Mattone recommended that any credit union looking to entertain a sports partnership or naming rights deal should speak with their potential partner about joint community outreach, as “finding partner brands that are in alignment with your corporate social mission is highly important.”
Treat it like a media buy: Expert
Paul Lucas, a credit union marketing expert, said the best metrics to use when trying to determine the effectiveness of such sponsorships include tracking trends in membership growth, loan growth, percentage of members who have loans with the credit union and advertising cost as a percent of assets.
“Sponsorships should be evaluated as a media buy,” he said.
Lucas also noted that while it’s not possible to generalize about the effectiveness of sports sponsorships or naming deals, as a marketing consultant, he has come across many sponsorship deals that “used up dollars that would have created a lot more impact elsewhere.”
He cited a number of drawbacks from such sponsorships.
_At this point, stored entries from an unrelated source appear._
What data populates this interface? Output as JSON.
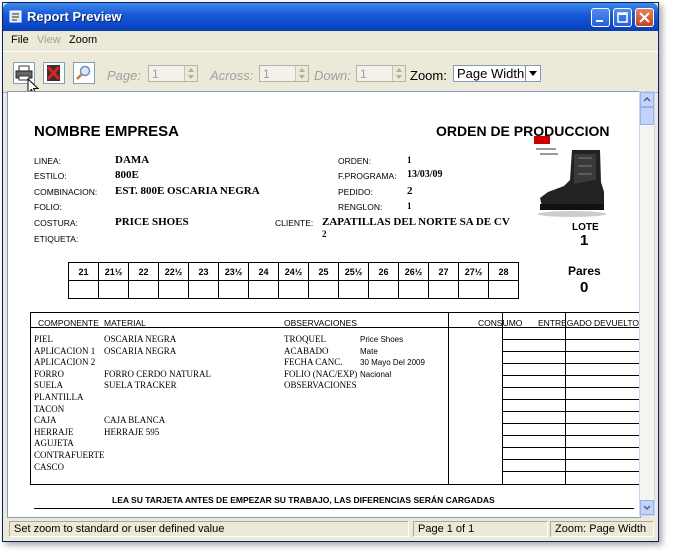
{
  "window": {
    "title": "Report Preview"
  },
  "menu": {
    "file": "File",
    "view": "View",
    "zoom": "Zoom"
  },
  "toolbar": {
    "page_label": "Page:",
    "page_value": "1",
    "across_label": "Across:",
    "across_value": "1",
    "down_label": "Down:",
    "down_value": "1",
    "zoom_label": "Zoom:",
    "zoom_value": "Page Width"
  },
  "report": {
    "company": "NOMBRE EMPRESA",
    "doc_title": "ORDEN DE PRODUCCION",
    "linea_label": "LINEA:",
    "linea": "DAMA",
    "estilo_label": "ESTILO:",
    "estilo": "800E",
    "combinacion_label": "COMBINACION:",
    "combinacion": "EST. 800E OSCARIA NEGRA",
    "folio_label": "FOLIO:",
    "costura_label": "COSTURA:",
    "costura": "PRICE SHOES",
    "etiqueta_label": "ETIQUETA:",
    "orden_label": "ORDEN:",
    "orden": "1",
    "fprograma_label": "F.PROGRAMA:",
    "fprograma": "13/03/09",
    "pedido_label": "PEDIDO:",
    "pedido": "2",
    "renglon_label": "RENGLON:",
    "renglon": "1",
    "cliente_label": "CLIENTE:",
    "cliente": "ZAPATILLAS DEL NORTE SA DE CV",
    "cliente_num": "2",
    "lote_label": "LOTE",
    "lote": "1",
    "pares_label": "Pares",
    "pares": "0",
    "sizes": [
      "21",
      "21½",
      "22",
      "22½",
      "23",
      "23½",
      "24",
      "24½",
      "25",
      "25½",
      "26",
      "26½",
      "27",
      "27½",
      "28"
    ],
    "headers": {
      "componente": "COMPONENTE",
      "material": "MATERIAL",
      "observaciones": "OBSERVACIONES",
      "consumo": "CONSUMO",
      "entregado": "ENTREGADO",
      "devuelto": "DEVUELTO"
    },
    "components": [
      "PIEL",
      "APLICACION 1",
      "APLICACION 2",
      "FORRO",
      "SUELA",
      "PLANTILLA",
      "TACON",
      "CAJA",
      "HERRAJE",
      "AGUJETA",
      "CONTRAFUERTE",
      "CASCO"
    ],
    "materials": [
      "OSCARIA NEGRA",
      "OSCARIA NEGRA",
      "",
      "FORRO CERDO NATURAL",
      "SUELA TRACKER",
      "",
      "",
      "CAJA BLANCA",
      "HERRAJE 595",
      "",
      "",
      ""
    ],
    "obs_labels": [
      "TROQUEL",
      "ACABADO",
      "FECHA CANC.",
      "FOLIO (NAC/EXP)",
      "OBSERVACIONES"
    ],
    "obs_values": [
      "Price Shoes",
      "Mate",
      "30 Mayo Del 2009",
      "Nacional",
      ""
    ],
    "footer": "LEA SU TARJETA ANTES DE EMPEZAR SU TRABAJO, LAS DIFERENCIAS SERÁN CARGADAS"
  },
  "status": {
    "hint": "Set zoom to standard or user defined value",
    "page": "Page 1 of 1",
    "zoom": "Zoom: Page Width"
  }
}
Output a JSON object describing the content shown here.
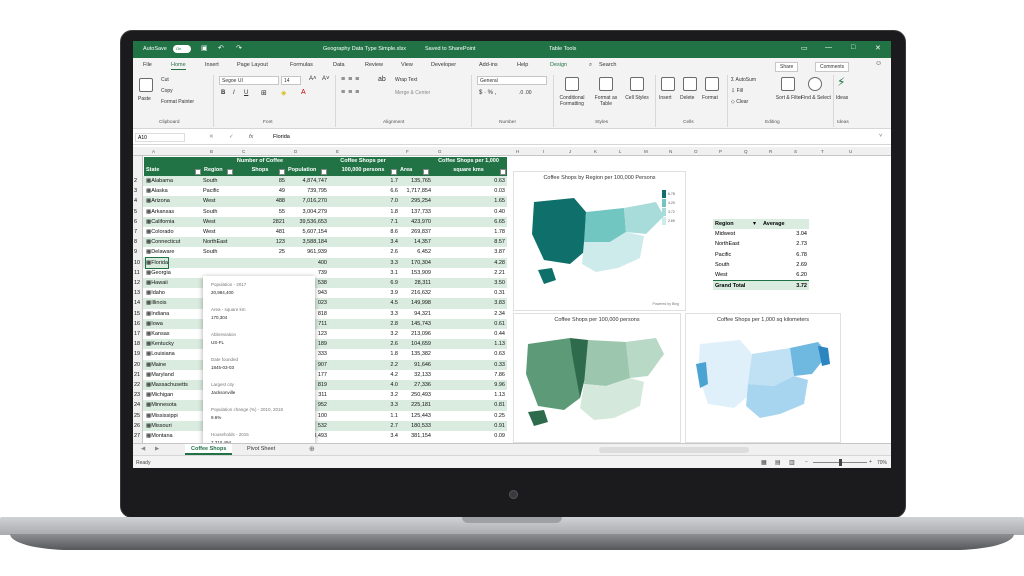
{
  "titlebar": {
    "autosave": "AutoSave",
    "toggle": "On",
    "filename": "Geography Data Type Simple.xlsx",
    "saved": "Saved to SharePoint",
    "table_tools": "Table Tools"
  },
  "tabs": [
    "File",
    "Home",
    "Insert",
    "Page Layout",
    "Formulas",
    "Data",
    "Review",
    "View",
    "Developer",
    "Add-ins",
    "Help",
    "Design"
  ],
  "search": "Search",
  "share": "Share",
  "comments": "Comments",
  "ribbon": {
    "cut": "Cut",
    "copy": "Copy",
    "format_painter": "Format Painter",
    "paste": "Paste",
    "font_name": "Segoe UI",
    "font_size": "14",
    "wrap_text": "Wrap Text",
    "merge_center": "Merge & Center",
    "number_format": "General",
    "conditional": "Conditional Formatting",
    "format_table": "Format as Table",
    "cell_styles": "Cell Styles",
    "insert": "Insert",
    "delete": "Delete",
    "format": "Format",
    "autosum": "AutoSum",
    "fill": "Fill",
    "clear": "Clear",
    "sort_filter": "Sort & Filter",
    "find_select": "Find & Select",
    "ideas": "Ideas",
    "groups": {
      "clipboard": "Clipboard",
      "font": "Font",
      "alignment": "Alignment",
      "number": "Number",
      "styles": "Styles",
      "cells": "Cells",
      "editing": "Editing",
      "ideas": "Ideas"
    }
  },
  "formula": {
    "name_box": "A10",
    "fx": "fx",
    "value": "Florida"
  },
  "columns": [
    "A",
    "B",
    "C",
    "D",
    "E",
    "F",
    "G",
    "H",
    "I",
    "J",
    "K",
    "L",
    "M",
    "N",
    "O",
    "P",
    "Q",
    "R",
    "S",
    "T",
    "U"
  ],
  "headers": {
    "state": "State",
    "region": "Region",
    "shops": "Number of Coffee Shops",
    "pop": "Population",
    "per100k": "Coffee Shops per 100,000 persons",
    "area": "Area",
    "per1000": "Coffee Shops per 1,000 square kms"
  },
  "rows": [
    {
      "n": "2",
      "state": "Alabama",
      "region": "South",
      "shops": "85",
      "pop": "4,874,747",
      "per100k": "1.7",
      "area": "135,765",
      "per1000": "0.63"
    },
    {
      "n": "3",
      "state": "Alaska",
      "region": "Pacific",
      "shops": "49",
      "pop": "739,795",
      "per100k": "6.6",
      "area": "1,717,854",
      "per1000": "0.03"
    },
    {
      "n": "4",
      "state": "Arizona",
      "region": "West",
      "shops": "488",
      "pop": "7,016,270",
      "per100k": "7.0",
      "area": "295,254",
      "per1000": "1.65"
    },
    {
      "n": "5",
      "state": "Arkansas",
      "region": "South",
      "shops": "55",
      "pop": "3,004,279",
      "per100k": "1.8",
      "area": "137,733",
      "per1000": "0.40"
    },
    {
      "n": "6",
      "state": "California",
      "region": "West",
      "shops": "2821",
      "pop": "39,536,653",
      "per100k": "7.1",
      "area": "423,970",
      "per1000": "6.65"
    },
    {
      "n": "7",
      "state": "Colorado",
      "region": "West",
      "shops": "481",
      "pop": "5,607,154",
      "per100k": "8.6",
      "area": "269,837",
      "per1000": "1.78"
    },
    {
      "n": "8",
      "state": "Connecticut",
      "region": "NorthEast",
      "shops": "123",
      "pop": "3,588,184",
      "per100k": "3.4",
      "area": "14,357",
      "per1000": "8.57"
    },
    {
      "n": "9",
      "state": "Delaware",
      "region": "South",
      "shops": "25",
      "pop": "961,939",
      "per100k": "2.6",
      "area": "6,452",
      "per1000": "3.87"
    },
    {
      "n": "10",
      "state": "Florida",
      "region": "",
      "shops": "",
      "pop": "400",
      "per100k": "3.3",
      "area": "170,304",
      "per1000": "4.28"
    },
    {
      "n": "11",
      "state": "Georgia",
      "region": "",
      "shops": "",
      "pop": "739",
      "per100k": "3.1",
      "area": "153,909",
      "per1000": "2.21"
    },
    {
      "n": "12",
      "state": "Hawaii",
      "region": "",
      "shops": "",
      "pop": "538",
      "per100k": "6.9",
      "area": "28,311",
      "per1000": "3.50"
    },
    {
      "n": "13",
      "state": "Idaho",
      "region": "",
      "shops": "",
      "pop": "943",
      "per100k": "3.9",
      "area": "216,632",
      "per1000": "0.31"
    },
    {
      "n": "14",
      "state": "Illinois",
      "region": "",
      "shops": "",
      "pop": "023",
      "per100k": "4.5",
      "area": "149,998",
      "per1000": "3.83"
    },
    {
      "n": "15",
      "state": "Indiana",
      "region": "",
      "shops": "",
      "pop": "818",
      "per100k": "3.3",
      "area": "94,321",
      "per1000": "2.34"
    },
    {
      "n": "16",
      "state": "Iowa",
      "region": "",
      "shops": "",
      "pop": "711",
      "per100k": "2.8",
      "area": "145,743",
      "per1000": "0.61"
    },
    {
      "n": "17",
      "state": "Kansas",
      "region": "",
      "shops": "",
      "pop": "123",
      "per100k": "3.2",
      "area": "213,096",
      "per1000": "0.44"
    },
    {
      "n": "18",
      "state": "Kentucky",
      "region": "",
      "shops": "",
      "pop": "189",
      "per100k": "2.6",
      "area": "104,659",
      "per1000": "1.13"
    },
    {
      "n": "19",
      "state": "Louisiana",
      "region": "",
      "shops": "",
      "pop": "333",
      "per100k": "1.8",
      "area": "135,382",
      "per1000": "0.63"
    },
    {
      "n": "20",
      "state": "Maine",
      "region": "",
      "shops": "",
      "pop": "907",
      "per100k": "2.2",
      "area": "91,646",
      "per1000": "0.33"
    },
    {
      "n": "21",
      "state": "Maryland",
      "region": "",
      "shops": "",
      "pop": "177",
      "per100k": "4.2",
      "area": "32,133",
      "per1000": "7.86"
    },
    {
      "n": "22",
      "state": "Massachusetts",
      "region": "",
      "shops": "",
      "pop": "819",
      "per100k": "4.0",
      "area": "27,336",
      "per1000": "9.96"
    },
    {
      "n": "23",
      "state": "Michigan",
      "region": "",
      "shops": "",
      "pop": "311",
      "per100k": "3.2",
      "area": "250,493",
      "per1000": "1.13"
    },
    {
      "n": "24",
      "state": "Minnesota",
      "region": "",
      "shops": "",
      "pop": "952",
      "per100k": "3.3",
      "area": "225,181",
      "per1000": "0.81"
    },
    {
      "n": "25",
      "state": "Mississippi",
      "region": "",
      "shops": "",
      "pop": "100",
      "per100k": "1.1",
      "area": "125,443",
      "per1000": "0.25"
    },
    {
      "n": "26",
      "state": "Missouri",
      "region": "",
      "shops": "",
      "pop": "532",
      "per100k": "2.7",
      "area": "180,533",
      "per1000": "0.91"
    },
    {
      "n": "27",
      "state": "Montana",
      "region": "West",
      "shops": "36",
      "pop": "1,050,493",
      "per100k": "3.4",
      "area": "381,154",
      "per1000": "0.09"
    }
  ],
  "card": {
    "items": [
      {
        "label": "Population - 2017",
        "value": "20,984,400"
      },
      {
        "label": "Area - square km",
        "value": "170,304"
      },
      {
        "label": "Abbreviation",
        "value": "US-FL"
      },
      {
        "label": "Date founded",
        "value": "1845-03-03"
      },
      {
        "label": "Largest city",
        "value": "Jacksonville"
      },
      {
        "label": "Population change (%) - 2010, 2018",
        "value": "9.6%"
      },
      {
        "label": "Households - 2015",
        "value": "7,310,494"
      }
    ],
    "footer": "Powered by Bing"
  },
  "pivot": {
    "header_region": "Region",
    "header_avg": "Average",
    "rows": [
      {
        "r": "Midwest",
        "v": "3.04"
      },
      {
        "r": "NorthEast",
        "v": "2.73"
      },
      {
        "r": "Pacific",
        "v": "6.78"
      },
      {
        "r": "South",
        "v": "2.69"
      },
      {
        "r": "West",
        "v": "6.20"
      }
    ],
    "total_label": "Grand Total",
    "total": "3.72"
  },
  "charts": {
    "region": {
      "title": "Coffee Shops by Region per 100,000 Persons",
      "legend": [
        "6.78",
        "4.20",
        "3.72",
        "2.69"
      ],
      "credit": "Powered by Bing"
    },
    "persons": {
      "title": "Coffee Shops per 100,000 persons"
    },
    "sqkm": {
      "title": "Coffee Shops per 1,000 sq kilometers"
    }
  },
  "sheets": [
    "Coffee Shops",
    "Pivot Sheet"
  ],
  "status": {
    "ready": "Ready",
    "zoom": "70%"
  },
  "colors": {
    "excel_green": "#217346",
    "teal": "#136f63",
    "band": "#d9ecdf"
  }
}
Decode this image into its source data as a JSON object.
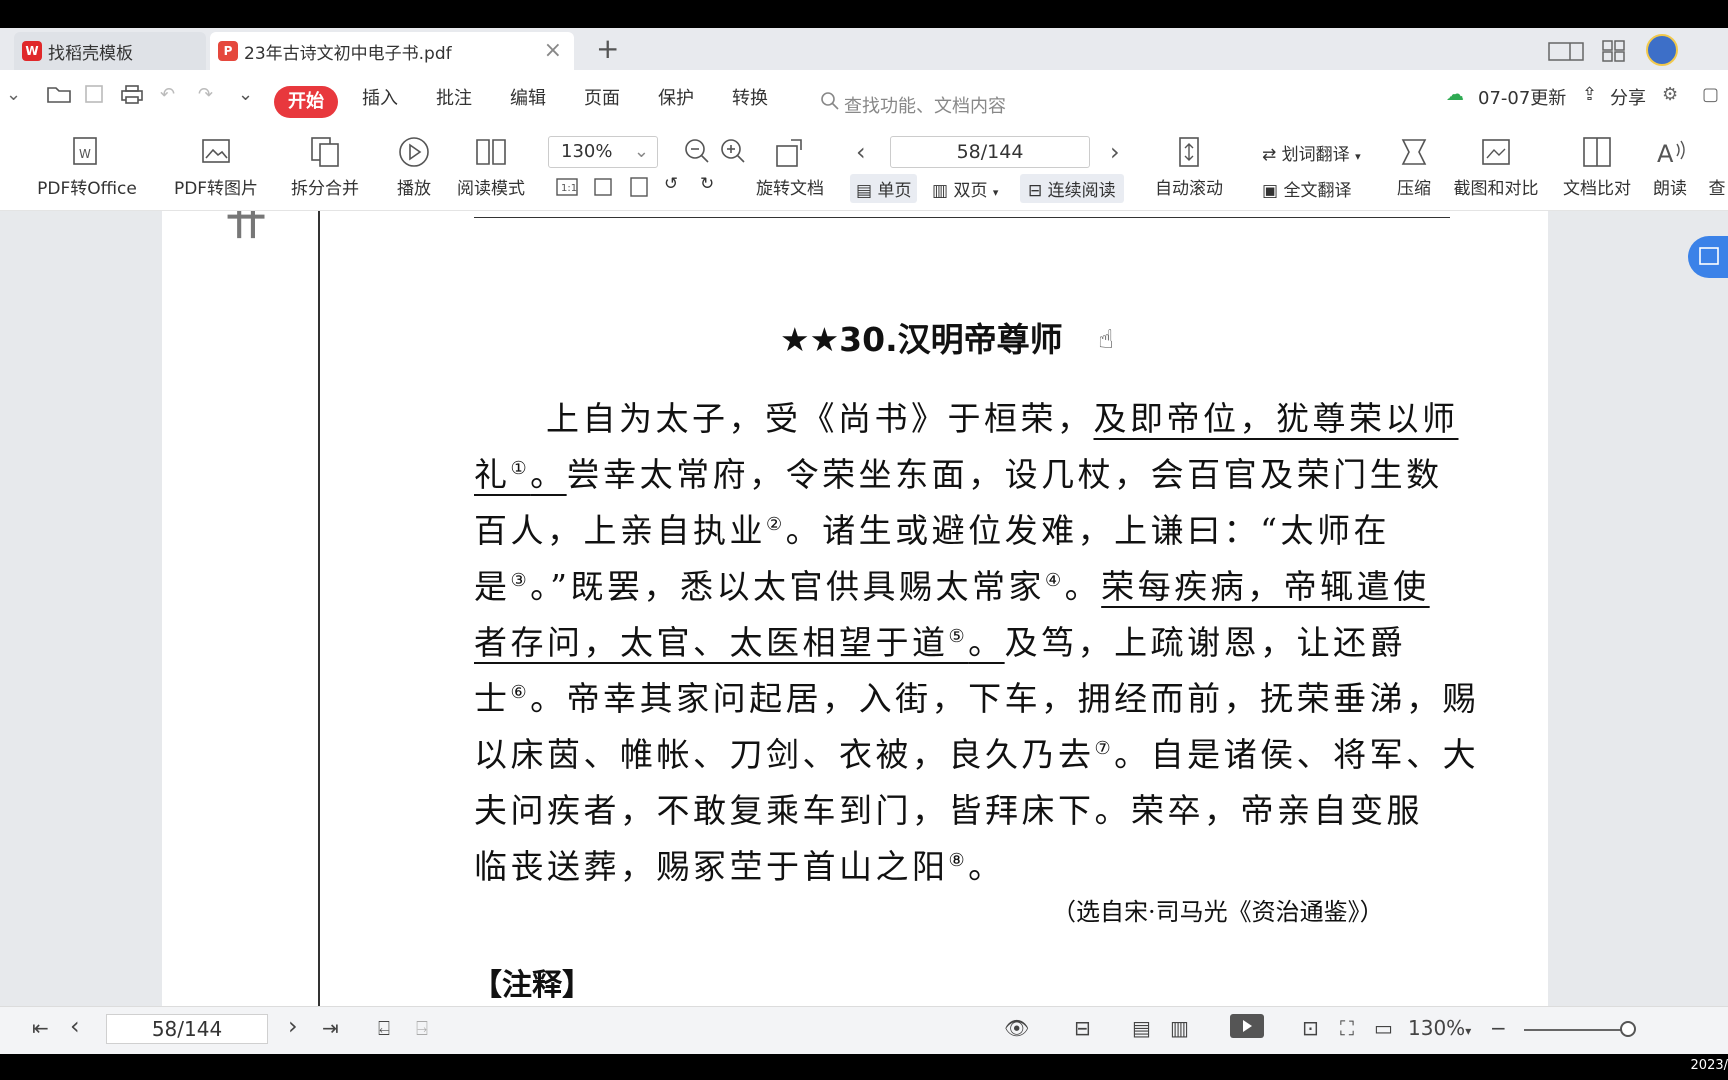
{
  "tabs": [
    {
      "label": "找稻壳模板",
      "active": false
    },
    {
      "label": "23年古诗文初中电子书.pdf",
      "active": true
    }
  ],
  "menu": {
    "items": [
      "开始",
      "插入",
      "批注",
      "编辑",
      "页面",
      "保护",
      "转换"
    ],
    "search_placeholder": "查找功能、文档内容",
    "update_label": "07-07更新",
    "share_label": "分享"
  },
  "toolbar": {
    "pdf_to_office": "PDF转Office",
    "pdf_to_image": "PDF转图片",
    "split_merge": "拆分合并",
    "play": "播放",
    "read_mode": "阅读模式",
    "zoom": "130%",
    "rotate": "旋转文档",
    "page_indicator": "58/144",
    "single_page": "单页",
    "double_page": "双页",
    "continuous": "连续阅读",
    "auto_scroll": "自动滚动",
    "word_translate": "划词翻译",
    "full_translate": "全文翻译",
    "compress": "压缩",
    "screenshot_compare": "截图和对比",
    "doc_compare": "文档比对",
    "read_aloud": "朗读",
    "find": "查"
  },
  "document": {
    "heading": "★★30.汉明帝尊师",
    "source": "（选自宋·司马光《资治通鉴》）",
    "notes_heading": "【注释】"
  },
  "statusbar": {
    "page_indicator": "58/144",
    "zoom": "130%",
    "clock": "2023/"
  },
  "colors": {
    "accent": "#e8383d",
    "side_button": "#3b82e8"
  }
}
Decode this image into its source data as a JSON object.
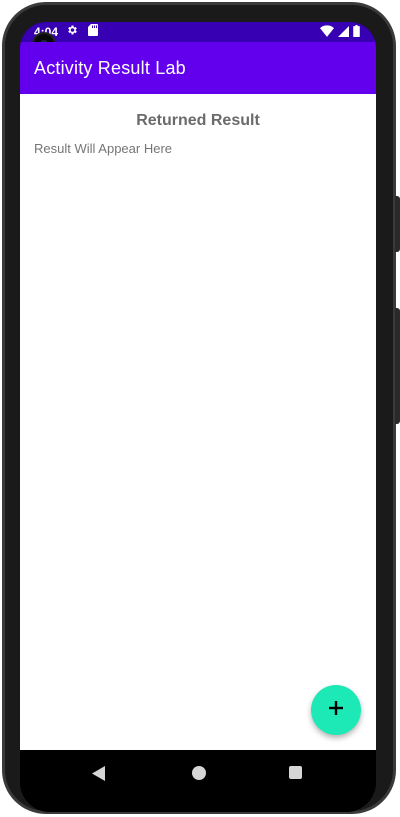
{
  "status_bar": {
    "time": "4:04",
    "icons": [
      "settings-icon",
      "sd-card-icon",
      "wifi-icon",
      "signal-icon",
      "battery-icon"
    ],
    "background": "#3700B3"
  },
  "app_bar": {
    "title": "Activity Result Lab",
    "background": "#6200EE"
  },
  "main": {
    "heading": "Returned Result",
    "result_text": "Result Will Appear Here"
  },
  "fab": {
    "icon": "plus-icon",
    "color": "#1DE9B6"
  },
  "nav_bar": {
    "icons": [
      "back-icon",
      "home-icon",
      "recents-icon"
    ]
  }
}
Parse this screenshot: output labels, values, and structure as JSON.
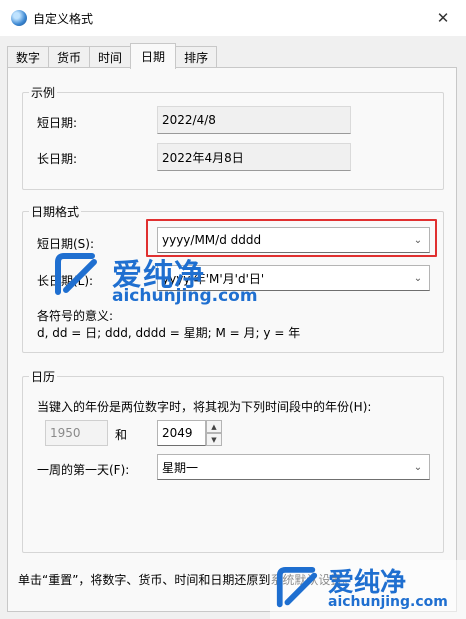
{
  "window": {
    "title": "自定义格式",
    "close_glyph": "✕"
  },
  "tabs": [
    {
      "label": "数字"
    },
    {
      "label": "货币"
    },
    {
      "label": "时间"
    },
    {
      "label": "日期",
      "active": true
    },
    {
      "label": "排序"
    }
  ],
  "example": {
    "group_label": "示例",
    "short_label": "短日期:",
    "short_value": "2022/4/8",
    "long_label": "长日期:",
    "long_value": "2022年4月8日"
  },
  "date_formats": {
    "group_label": "日期格式",
    "short_label": "短日期(S):",
    "short_value": "yyyy/MM/d dddd",
    "long_label": "长日期(L):",
    "long_value": "yyyy'年'M'月'd'日'",
    "legend_title": "各符号的意义:",
    "legend_text": "d, dd = 日;  ddd, dddd = 星期;  M = 月;  y = 年"
  },
  "calendar": {
    "group_label": "日历",
    "two_digit_text": "当键入的年份是两位数字时，将其视为下列时间段中的年份(H):",
    "from_year": "1950",
    "and_label": "和",
    "to_year": "2049",
    "first_day_label": "一周的第一天(F):",
    "first_day_value": "星期一"
  },
  "footer": {
    "text": "单击“重置”，将数字、货币、时间和日期还原到系统默认设置。"
  },
  "watermark": {
    "cn": "爱纯净",
    "en": "aichunjing.com"
  },
  "colors": {
    "highlight": "#e03030",
    "watermark": "#1f6fd0"
  }
}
For example, when a credit union offers “heavily discounted” tickets in batches to an athletic event, many, if not most, of the tickets in those packages will be wasted. “It takes a lot of time and effort to manage an ongoing, effective distribution of tickets,” he said. “Many tickets will go unused; and, of the tickets used, too many will end up being given to credit union employees within a day or two of the event. Even large corporations who do major sponsorships often end up wasting a lot of tickets.”
Lucas also noted that sponsorship deals should be managed at the highest level of marketing management; and a quarterly report should be provided to the CEO, summarizing the sponsorship activities and outcomes. “This is not a job for marketing manager or coordinator,” Lucas noted.
Lucas proposed that the sponsorship message should be incorporated throughout all ads and messages, with a logo in print messages and sponsor of tag in broadcast. “This seems like a no-brainer, but a lot of credit unions lack the expertise and manpower to manage sponsorships,” he commented.
Further, Duber-Smith also cautioned that such deals can be quite expensive – meaning, for credit unions, they are usually the exclusive reserve of the deep-pocketed, big institutions.
For example, he offered, if a financial institution has an annual $10 million sponsorship deal with a team, they would have to spend an additional $12 million annually in support of the agreement through various marketing campaigns – meaning, it’s actually a $22-million-per-year outlay.
Lucas similarly cautioned that credit unions should be careful when seeking sports sponsorship deals.
“If a new sports team enters the market or a new opportunity becomes available, it is worth evaluating,” he said. But Lucas was quick to add that sports sponsorships are not a proven marketing strategy for credit unions with assets under $1 billion. “It takes professional staff support to make a sponsorship pay off and smaller credit unions often do not have the manpower, expertise, or money to afford a significant sponsorship,” he said.